Gilmar Ferreira diz que já esperava vice do Flamengo: "Não tem time"

O Flamengo tem um bom elenco, investe milhões em capacitação e qualificação, mas ainda não tem um time.

Muralha em Cruzeiro x Flamengo - Foto: Doug Patricio/Brazil Photo Press/Folhapress
GILMAR FERREIRA: Passadas as primeiras 24 horas da final em Belo Horizonte, fica mais fácil entender porque o Flamengo não levou o troféu da Copa do Brasil, conquista festejada pelo Cruzeiro, num Mineirão apinhado de gente.

E ainda que contrarie a muita gente lembro que, pragmaticamente, o resultado final foi de certa forma lógico e esperado...

SIMPLESMENTE porque a construção de times vitoriosos se faz com bons jogadores, estratégias eficientes e tempo.

Receita que o clube tenta seguir na medida em que se profissionaliza e foge dos arroubos da paixão.

O Flamengo tem um bom elenco, investe milhões em capacitação e qualificação, mas ainda não tem um time.

PELO MENOS, um que esteja pronto, taticamente afiado, mentalmente preparado para assumir os desafios e atender às expectativas da torcida.

É claro que se avaliássemos a final sob a ótica do campeão também veríamos "senões" importantes.

Mas o time de Mano Menezes tem estágio mais adiantado do que de Reinaldo Rueda.

E isso diz muito!

CERTA VEZ, perguntei a Carlinhos, o violino, técnico campeão em 1987, porque ele reagia a tudo com tanta simplicidade em meio a decisões tão complexas.

E ele, com tranquilidade, cigarrinho entre os dedos, meio às escondidas, não pestanejou para responder:

"Porque futebol é simples. Vocês e os torcedores é que complicam", resumiu, pondo-se a rir.

CARLINHOS, que levou também o Brasileiro de 1992, acreditava na boa preparação, na repetição e na valorização do talento.

O tempo era um adversário a ser batido e por isso gostava de aproveitar os jovens da base, que já traziam certo entrosamento.

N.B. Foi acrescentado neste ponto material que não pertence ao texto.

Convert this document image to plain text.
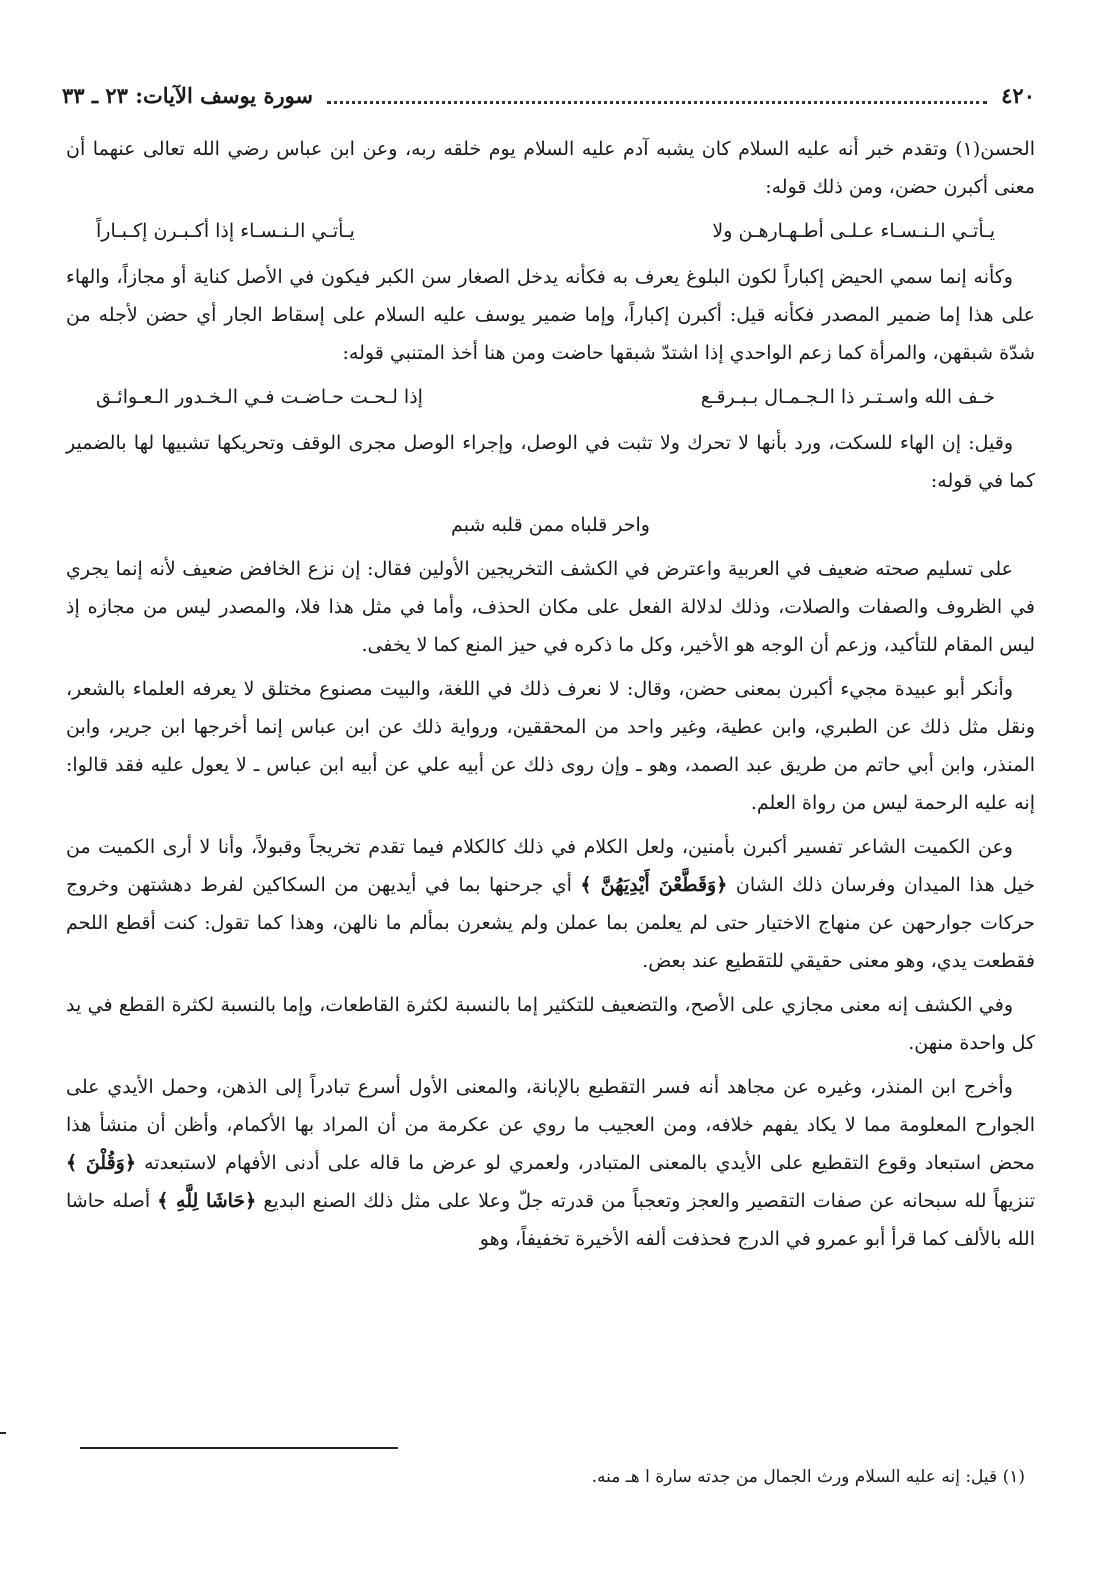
٤٢٠
سورة يوسف الآيات: ٢٣ ـ ٣٣

الحسن(١) وتقدم خبر أنه عليه السلام كان يشبه آدم عليه السلام يوم خلقه ربه، وعن ابن عباس رضي الله تعالى عنهما أن معنى أكبرن حضن، ومن ذلك قوله:

يـأتـي الـنـسـاء عـلـى أطـهـارهـن ولا
يـأتـي الـنـسـاء إذا أكـبـرن إكـبـاراً

وكأنه إنما سمي الحيض إكباراً لكون البلوغ يعرف به فكأنه يدخل الصغار سن الكبر فيكون في الأصل كناية أو مجازاً، والهاء على هذا إما ضمير المصدر فكأنه قيل: أكبرن إكباراً، وإما ضمير يوسف عليه السلام على إسقاط الجار أي حضن لأجله من شدّة شبقهن، والمرأة كما زعم الواحدي إذا اشتدّ شبقها حاضت ومن هنا أخذ المتنبي قوله:

خـف الله واسـتـر ذا الـجـمـال بـبـرقـع
إذا لـحـت حـاضـت فـي الـخـدور الـعـوائـق

وقيل: إن الهاء للسكت، ورد بأنها لا تحرك ولا تثبت في الوصل، وإجراء الوصل مجرى الوقف وتحريكها تشبيها لها بالضمير كما في قوله:

واحر قلباه ممن قلبه شبم

على تسليم صحته ضعيف في العربية واعترض في الكشف التخريجين الأولين فقال: إن نزع الخافض ضعيف لأنه إنما يجري في الظروف والصفات والصلات، وذلك لدلالة الفعل على مكان الحذف، وأما في مثل هذا فلا، والمصدر ليس من مجازه إذ ليس المقام للتأكيد، وزعم أن الوجه هو الأخير، وكل ما ذكره في حيز المنع كما لا يخفى.

وأنكر أبو عبيدة مجيء أكبرن بمعنى حضن، وقال: لا نعرف ذلك في اللغة، والبيت مصنوع مختلق لا يعرفه العلماء بالشعر، ونقل مثل ذلك عن الطبري، وابن عطية، وغير واحد من المحققين، ورواية ذلك عن ابن عباس إنما أخرجها ابن جرير، وابن المنذر، وابن أبي حاتم من طريق عبد الصمد، وهو ـ وإن روى ذلك عن أبيه علي عن أبيه ابن عباس ـ لا يعول عليه فقد قالوا: إنه عليه الرحمة ليس من رواة العلم.

وعن الكميت الشاعر تفسير أكبرن بأمنين، ولعل الكلام في ذلك كالكلام فيما تقدم تخريجاً وقبولاً، وأنا لا أرى الكميت من خيل هذا الميدان وفرسان ذلك الشان ﴿وَقَطَّعْنَ أَيْدِيَهُنَّ ﴾ أي جرحنها بما في أيديهن من السكاكين لفرط دهشتهن وخروج حركات جوارحهن عن منهاج الاختيار حتى لم يعلمن بما عملن ولم يشعرن بمألم ما نالهن، وهذا كما تقول: كنت أقطع اللحم فقطعت يدي، وهو معنى حقيقي للتقطيع عند بعض.

وفي الكشف إنه معنى مجازي على الأصح، والتضعيف للتكثير إما بالنسبة لكثرة القاطعات، وإما بالنسبة لكثرة القطع في يد كل واحدة منهن.

وأخرج ابن المنذر، وغيره عن مجاهد أنه فسر التقطيع بالإبانة، والمعنى الأول أسرع تبادراً إلى الذهن، وحمل الأيدي على الجوارح المعلومة مما لا يكاد يفهم خلافه، ومن العجيب ما روي عن عكرمة من أن المراد بها الأكمام، وأظن أن منشأ هذا محض استبعاد وقوع التقطيع على الأيدي بالمعنى المتبادر، ولعمري لو عرض ما قاله على أدنى الأفهام لاستبعدته ﴿وَقُلْنَ ﴾ تنزيهاً لله سبحانه عن صفات التقصير والعجز وتعجباً من قدرته جلّ وعلا على مثل ذلك الصنع البديع ﴿حَاشَا لِلَّهِ ﴾ أصله حاشا الله بالألف كما قرأ أبو عمرو في الدرج فحذفت ألفه الأخيرة تخفيفاً، وهو

(١) قيل: إنه عليه السلام ورث الجمال من جدته سارة ا هـ منه.
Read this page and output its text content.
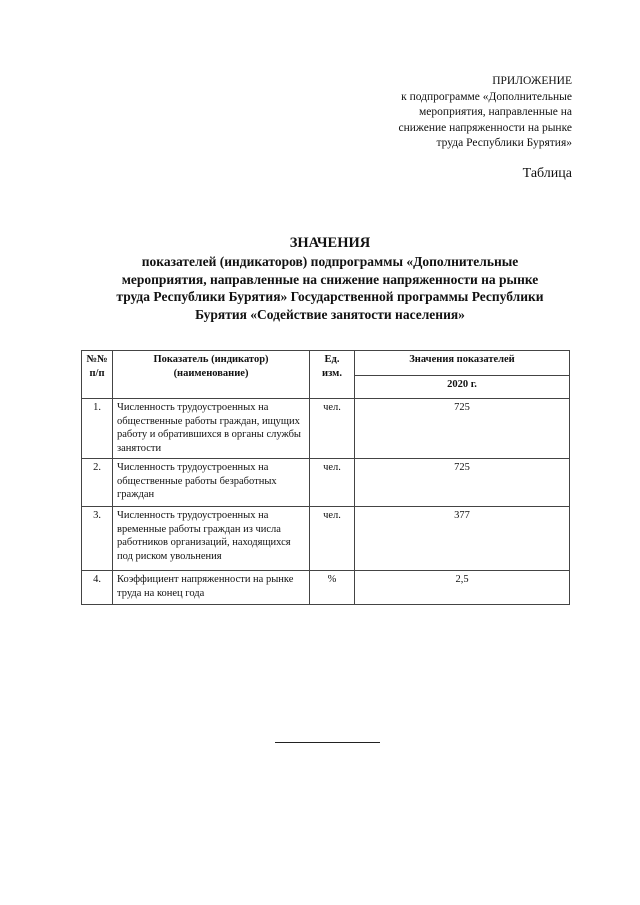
ПРИЛОЖЕНИЕ
к подпрограмме «Дополнительные
мероприятия, направленные на
снижение напряженности на рынке
труда Республики Бурятия»
Таблица
ЗНАЧЕНИЯ
показателей (индикаторов) подпрограммы «Дополнительные
мероприятия, направленные на снижение напряженности на рынке
труда Республики Бурятия» Государственной программы Республики
Бурятия «Содействие занятости населения»
№№ п/п	Показатель (индикатор) (наименование)	Ед. изм.	Значения показателей
			2020 г.
1.	Численность трудоустроенных на общественные работы граждан, ищущих работу и обратившихся в органы службы занятости	чел.	725
2.	Численность трудоустроенных на общественные работы безработных граждан	чел.	725
3.	Численность трудоустроенных на временные работы граждан из числа работников организаций, находящихся под риском увольнения	чел.	377
4.	Коэффициент напряженности на рынке труда на конец года	%	2,5
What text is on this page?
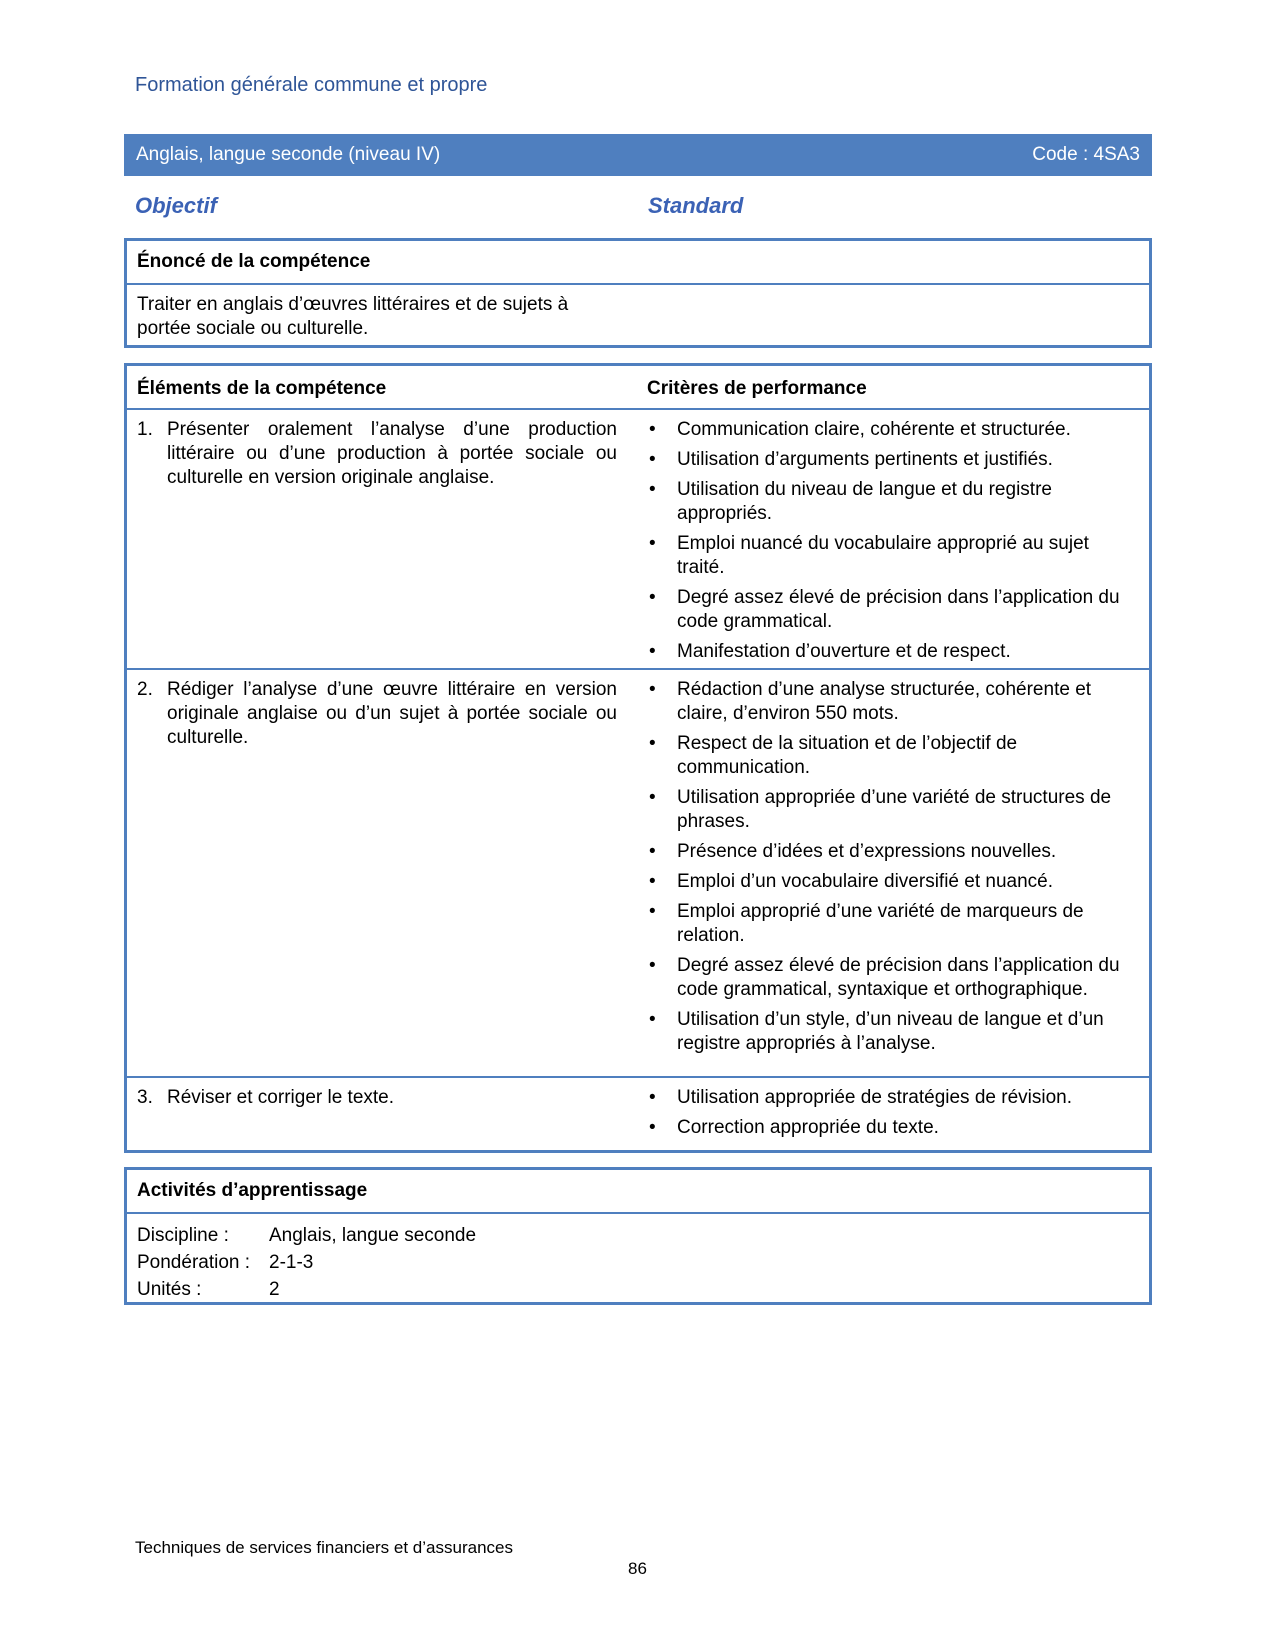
Formation générale commune et propre
Anglais, langue seconde (niveau IV)	Code : 4SA3
Objectif	Standard
Énoncé de la compétence
Traiter en anglais d’œuvres littéraires et de sujets à portée sociale ou culturelle.
Éléments de la compétence	Critères de performance
1. Présenter oralement l’analyse d’une production littéraire ou d’une production à portée sociale ou culturelle en version originale anglaise.
• Communication claire, cohérente et structurée.
• Utilisation d’arguments pertinents et justifiés.
• Utilisation du niveau de langue et du registre appropriés.
• Emploi nuancé du vocabulaire approprié au sujet traité.
• Degré assez élevé de précision dans l’application du code grammatical.
• Manifestation d’ouverture et de respect.
2. Rédiger l’analyse d’une œuvre littéraire en version originale anglaise ou d’un sujet à portée sociale ou culturelle.
• Rédaction d’une analyse structurée, cohérente et claire, d’environ 550 mots.
• Respect de la situation et de l’objectif de communication.
• Utilisation appropriée d’une variété de structures de phrases.
• Présence d’idées et d’expressions nouvelles.
• Emploi d’un vocabulaire diversifié et nuancé.
• Emploi approprié d’une variété de marqueurs de relation.
• Degré assez élevé de précision dans l’application du code grammatical, syntaxique et orthographique.
• Utilisation d’un style, d’un niveau de langue et d’un registre appropriés à l’analyse.
3. Réviser et corriger le texte.	• Utilisation appropriée de stratégies de révision.
• Correction appropriée du texte.
Activités d’apprentissage
Discipline : Anglais, langue seconde
Pondération : 2-1-3
Unités :	2
Techniques de services financiers et d’assurances
86
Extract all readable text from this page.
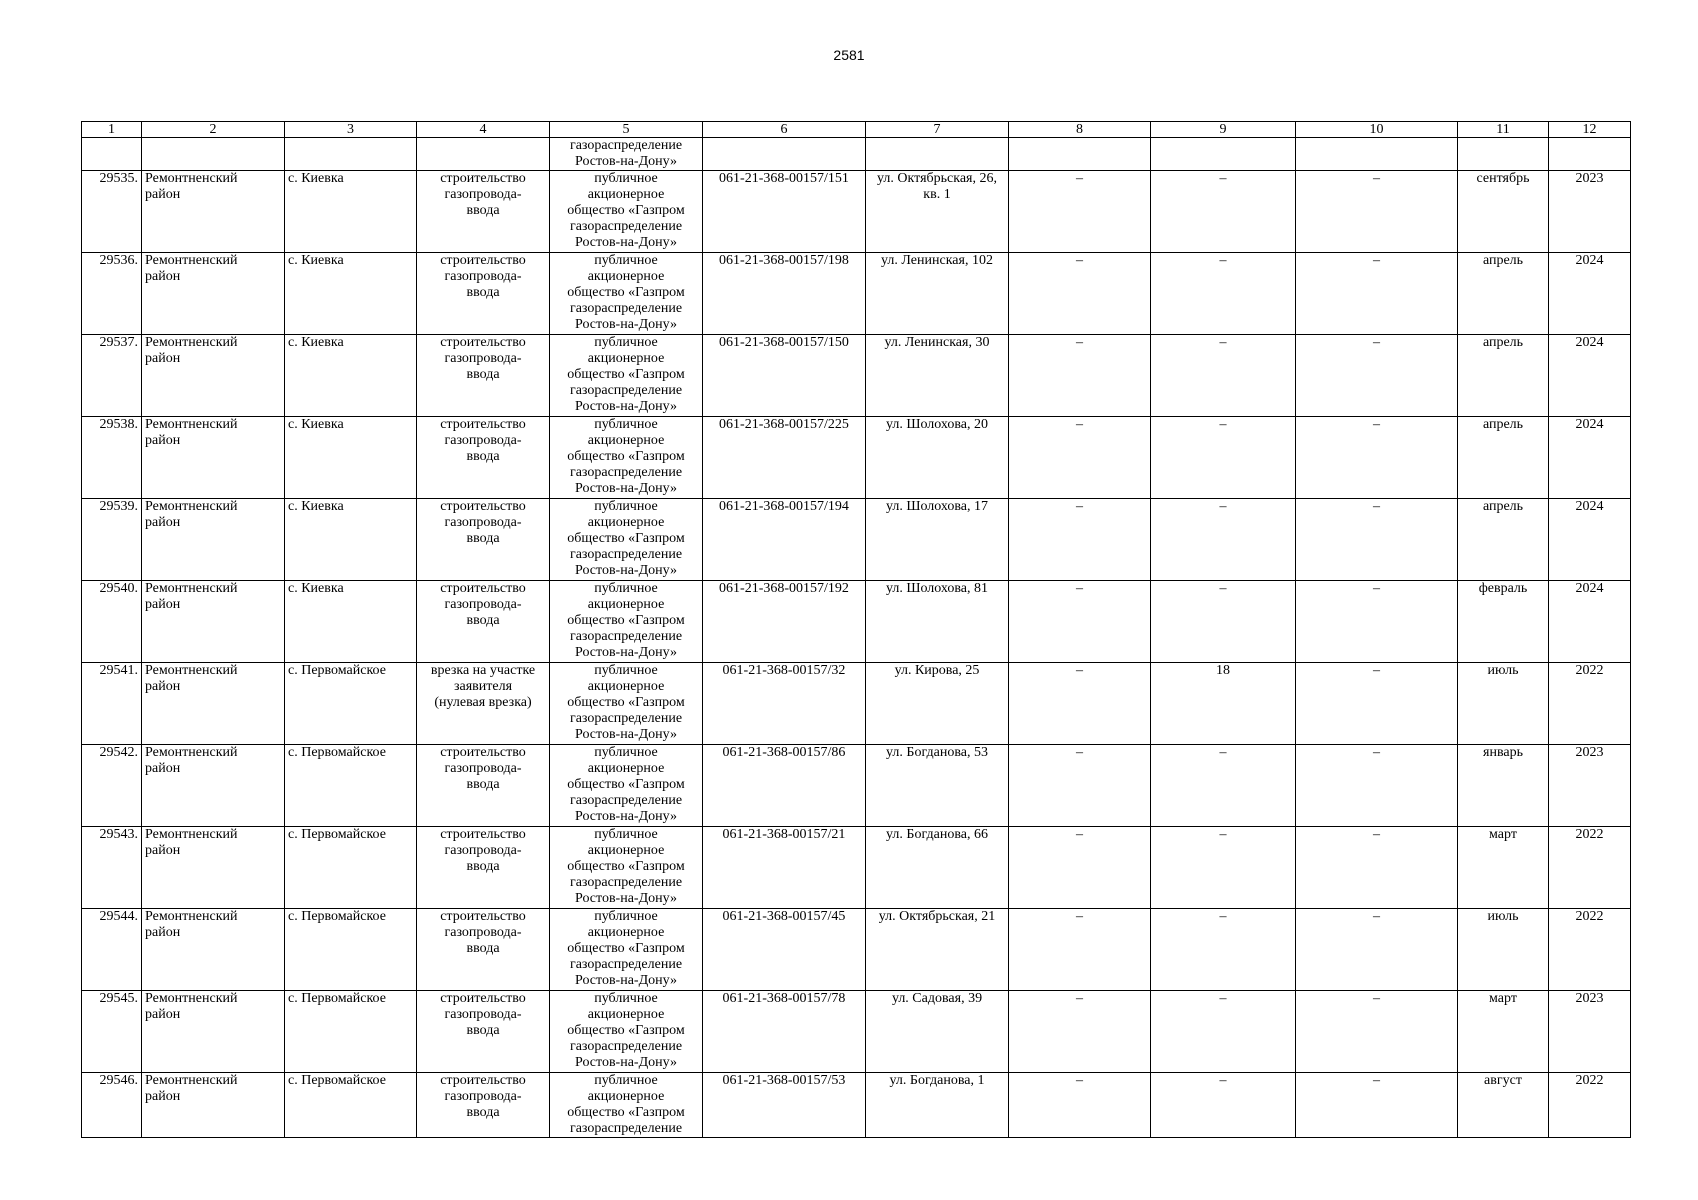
2581
1	2	3	4	5	6	7	8	9	10	11	12
				газораспределение
Ростов-на-Дону»							
29535.	Ремонтненский
район	с. Киевка	строительство
газопровода-
ввода	публичное
акционерное
общество «Газпром
газораспределение
Ростов-на-Дону»	061-21-368-00157/151	ул. Октябрьская, 26,
кв. 1	–	–	–	сентябрь	2023
29536.	Ремонтненский
район	с. Киевка	строительство
газопровода-
ввода	публичное
акционерное
общество «Газпром
газораспределение
Ростов-на-Дону»	061-21-368-00157/198	ул. Ленинская, 102	–	–	–	апрель	2024
29537.	Ремонтненский
район	с. Киевка	строительство
газопровода-
ввода	публичное
акционерное
общество «Газпром
газораспределение
Ростов-на-Дону»	061-21-368-00157/150	ул. Ленинская, 30	–	–	–	апрель	2024
29538.	Ремонтненский
район	с. Киевка	строительство
газопровода-
ввода	публичное
акционерное
общество «Газпром
газораспределение
Ростов-на-Дону»	061-21-368-00157/225	ул. Шолохова, 20	–	–	–	апрель	2024
29539.	Ремонтненский
район	с. Киевка	строительство
газопровода-
ввода	публичное
акционерное
общество «Газпром
газораспределение
Ростов-на-Дону»	061-21-368-00157/194	ул. Шолохова, 17	–	–	–	апрель	2024
29540.	Ремонтненский
район	с. Киевка	строительство
газопровода-
ввода	публичное
акционерное
общество «Газпром
газораспределение
Ростов-на-Дону»	061-21-368-00157/192	ул. Шолохова, 81	–	–	–	февраль	2024
29541.	Ремонтненский
район	с. Первомайское	врезка на участке
заявителя
(нулевая врезка)	публичное
акционерное
общество «Газпром
газораспределение
Ростов-на-Дону»	061-21-368-00157/32	ул. Кирова, 25	–	18	–	июль	2022
29542.	Ремонтненский
район	с. Первомайское	строительство
газопровода-
ввода	публичное
акционерное
общество «Газпром
газораспределение
Ростов-на-Дону»	061-21-368-00157/86	ул. Богданова, 53	–	–	–	январь	2023
29543.	Ремонтненский
район	с. Первомайское	строительство
газопровода-
ввода	публичное
акционерное
общество «Газпром
газораспределение
Ростов-на-Дону»	061-21-368-00157/21	ул. Богданова, 66	–	–	–	март	2022
29544.	Ремонтненский
район	с. Первомайское	строительство
газопровода-
ввода	публичное
акционерное
общество «Газпром
газораспределение
Ростов-на-Дону»	061-21-368-00157/45	ул. Октябрьская, 21	–	–	–	июль	2022
29545.	Ремонтненский
район	с. Первомайское	строительство
газопровода-
ввода	публичное
акционерное
общество «Газпром
газораспределение
Ростов-на-Дону»	061-21-368-00157/78	ул. Садовая, 39	–	–	–	март	2023
29546.	Ремонтненский
район	с. Первомайское	строительство
газопровода-
ввода	публичное
акционерное
общество «Газпром
газораспределение	061-21-368-00157/53	ул. Богданова, 1	–	–	–	август	2022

Reforços eram os que completavam a estrutura tática.

Chegou a deixar Sócrates na reserva, mas não abriu mão dos então questionáveis Aílton e Zinho.

O FLAMENGO entrou nesta Copa do Brasil à partir das oitavas, e não fez um só jogo de campeão.

Tanto que trocou de técnico no decorrer dela.

Ao contrário do Cruzeiro, moldado para vencê-la desde o início.

Mas rejeito a tentação de se atribuir o amargo "tetravice" do torneio a trabalho mal feito.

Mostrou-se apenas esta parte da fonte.